Celebs react to Donald Trump’s white supremacists response
During the Sept. 29, 2020 presidential debate, both President Donald Trump and former vice president Joe Biden made some comments that drew ire from one another, as well as viewers at home. Perhaps the most concerning bit of the night, in fact, came when moderator Chris Wallace asked Trump if he’d condemn white supremacy. “You’ve criticized the vice president for not specifically calling out Antifa and other left-wing extremist groups,” Wallace said.” But are you willing tonight to condemn white supremacists and militia groups and to say that they need to stand down and not add to the violence at a number of the cities as we saw in Kenosha, and as we’ve seen in Portland?”
Trump answered that he believed the violence in those cities had been from the left wing rather than the right, but he still didn’t answer Wallace’s question. Biden urged Trump to condemn white supremacists, and Trump replied by asking what they wanted him to call them. His response was, “Proud boys, stand back and stand by. But I’ll tell you what, somebody’s got to do something about [anti-fascist group] Antifa and the left because this is not a right-wing problem.”
Rather than asking Proud Boys — a violent far-right group, according to NBC News — to stand down, he asked them to stand by, which sends a completely different message. Social media exploded with people’s concern over Trump’s unwillingness to condemn white supremacists, including many celebrities.
Kumail Nanjiani said Trump sounds like the Proud Boys 'leader'
While it was more than just celebrities who showed concern over President Donald Trump’s comments on white supremacy, their tweets were perhaps some of the loudest and most shared, due to their large platforms. Kumail Nanjiani not only tweeted his disbelief over the comment when it happened, but shared further thoughts after the debate ended. “Here’s the big takeaway from the debate: Trump was asked to condemn white supremacists, and not only did he refuse to do so, he told them to ‘stand back and stand by.’ You know, as if he is their leader,” Nanjiani tweeted. “That’s the takeaway.”

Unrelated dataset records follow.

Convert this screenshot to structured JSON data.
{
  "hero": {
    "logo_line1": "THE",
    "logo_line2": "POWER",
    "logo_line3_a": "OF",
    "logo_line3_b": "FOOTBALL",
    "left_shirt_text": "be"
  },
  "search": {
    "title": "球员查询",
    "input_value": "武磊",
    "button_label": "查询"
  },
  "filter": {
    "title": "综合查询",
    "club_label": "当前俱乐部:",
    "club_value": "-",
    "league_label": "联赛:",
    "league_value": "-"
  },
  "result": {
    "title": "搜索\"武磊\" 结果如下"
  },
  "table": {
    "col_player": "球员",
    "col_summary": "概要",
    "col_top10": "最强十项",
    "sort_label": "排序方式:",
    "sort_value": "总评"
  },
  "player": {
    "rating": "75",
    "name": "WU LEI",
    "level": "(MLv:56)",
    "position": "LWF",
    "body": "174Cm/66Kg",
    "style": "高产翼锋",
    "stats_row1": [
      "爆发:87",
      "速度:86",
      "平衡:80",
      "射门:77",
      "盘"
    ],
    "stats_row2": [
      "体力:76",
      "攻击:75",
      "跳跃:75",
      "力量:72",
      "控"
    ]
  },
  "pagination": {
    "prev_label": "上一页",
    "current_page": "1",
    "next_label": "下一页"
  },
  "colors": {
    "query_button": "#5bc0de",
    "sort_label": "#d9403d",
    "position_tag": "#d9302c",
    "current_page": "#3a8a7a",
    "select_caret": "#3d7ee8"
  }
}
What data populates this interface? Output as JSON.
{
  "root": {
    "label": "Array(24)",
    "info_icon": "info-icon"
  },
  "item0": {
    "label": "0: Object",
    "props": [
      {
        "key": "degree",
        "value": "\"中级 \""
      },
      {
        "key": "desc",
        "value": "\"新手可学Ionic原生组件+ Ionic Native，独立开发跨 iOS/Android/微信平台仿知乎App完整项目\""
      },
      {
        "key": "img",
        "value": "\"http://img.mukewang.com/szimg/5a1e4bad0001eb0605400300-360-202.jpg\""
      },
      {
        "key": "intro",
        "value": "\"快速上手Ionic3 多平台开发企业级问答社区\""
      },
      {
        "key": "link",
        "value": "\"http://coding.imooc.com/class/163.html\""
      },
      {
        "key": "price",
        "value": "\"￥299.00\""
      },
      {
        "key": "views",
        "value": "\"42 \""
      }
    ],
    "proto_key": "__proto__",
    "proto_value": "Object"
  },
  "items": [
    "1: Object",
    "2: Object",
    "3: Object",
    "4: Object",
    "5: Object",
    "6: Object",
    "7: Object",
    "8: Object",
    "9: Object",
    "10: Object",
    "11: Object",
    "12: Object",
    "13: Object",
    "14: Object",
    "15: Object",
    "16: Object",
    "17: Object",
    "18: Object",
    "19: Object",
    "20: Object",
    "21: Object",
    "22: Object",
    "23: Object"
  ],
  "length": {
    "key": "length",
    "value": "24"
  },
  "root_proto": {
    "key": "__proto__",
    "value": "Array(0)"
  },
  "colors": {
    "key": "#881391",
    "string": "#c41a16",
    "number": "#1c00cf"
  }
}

Kathy Griffin did more than just share her concern over the comment. She shared a tweet with more information on these Proud Boys alongside her comment. Her tweet — which read, “Meet a proud boy who trump just ordered to ‘stand back and stand by'” — was a quote tweet of someone else asking for help tracking down a Proud Boy in Portland who assaulted a Black person just two days prior. Both Nanjiani and Griffin used their expansive platforms to emphasize the severity of Trump’s remarks.
Alexandria Ocasio-Cortez says this is 'fascism at our door'
Congresswoman Alexandria Ocasio-Cortez, who is known for always speaking her mind, especially when it comes to politics and equality, absolutely had something to say about President Donald Trump’s scary callout to far-right group the Proud Boys at the September 2020 debate. With a video of the comments in question, she tweeted, “Donald Trump is a white supremacist. People have been warning about this for a long time. They were ridiculed, called hyperbolic & radical – not bc they were wrong, but bc others couldn’t accept that our country elected a supremacist as President. This is fascism at our door.”
Host of The Well Podcast, Anson Mount, shared in Ocasio-Cortez’s views and called the white supremacy comment the “truest, most revealing moment of this ‘debate.'” And, while the overall tone of comments on this topic from Twitter as a whole conveyed anger and disbelief, some could barely find words to acknowledge what they watched on their TVs. Jason Alexander simply tweeted, “Trump to white supreacists: ‘Stand back and stand by’ ???????????????????” Golden State Warriors player Stephen Curry had a similar response: “No further questions your honor!”
Rob Delaney kept it light by joking about voting for Joe Biden
Actor Rob Delaney relied on his humous nature for his reaction to the debate, and while the upcoming election is no laughing matter, sometimes you have to find light where you can in such heavy topics. Despite making a joke about President Donald Trump’s comments on white supremacy, Delaney’s message was still there: “OK I sat down with my wife & we went over some debate highlights. We have decided to vote for the guy who DIDN’T issue a televised call to armed white supremacist groups to engage in voter suppression.”
And that right there is what all other concerned Americans can do, as well — exercise their right to vote either by mail or in person on Nov. 3, 2020. Many celebrities also took debate night as an opportunity to encourage their followers to vote, some even partnering with organizations to really spread the message, including Zach Braff and Donald Faison, who are working with HeadCount to get people to the polls. During the debate, Braff shared the simple message, “Mad? Do something!” And, once the election rolls around, we’ll finally see if enough people did do something.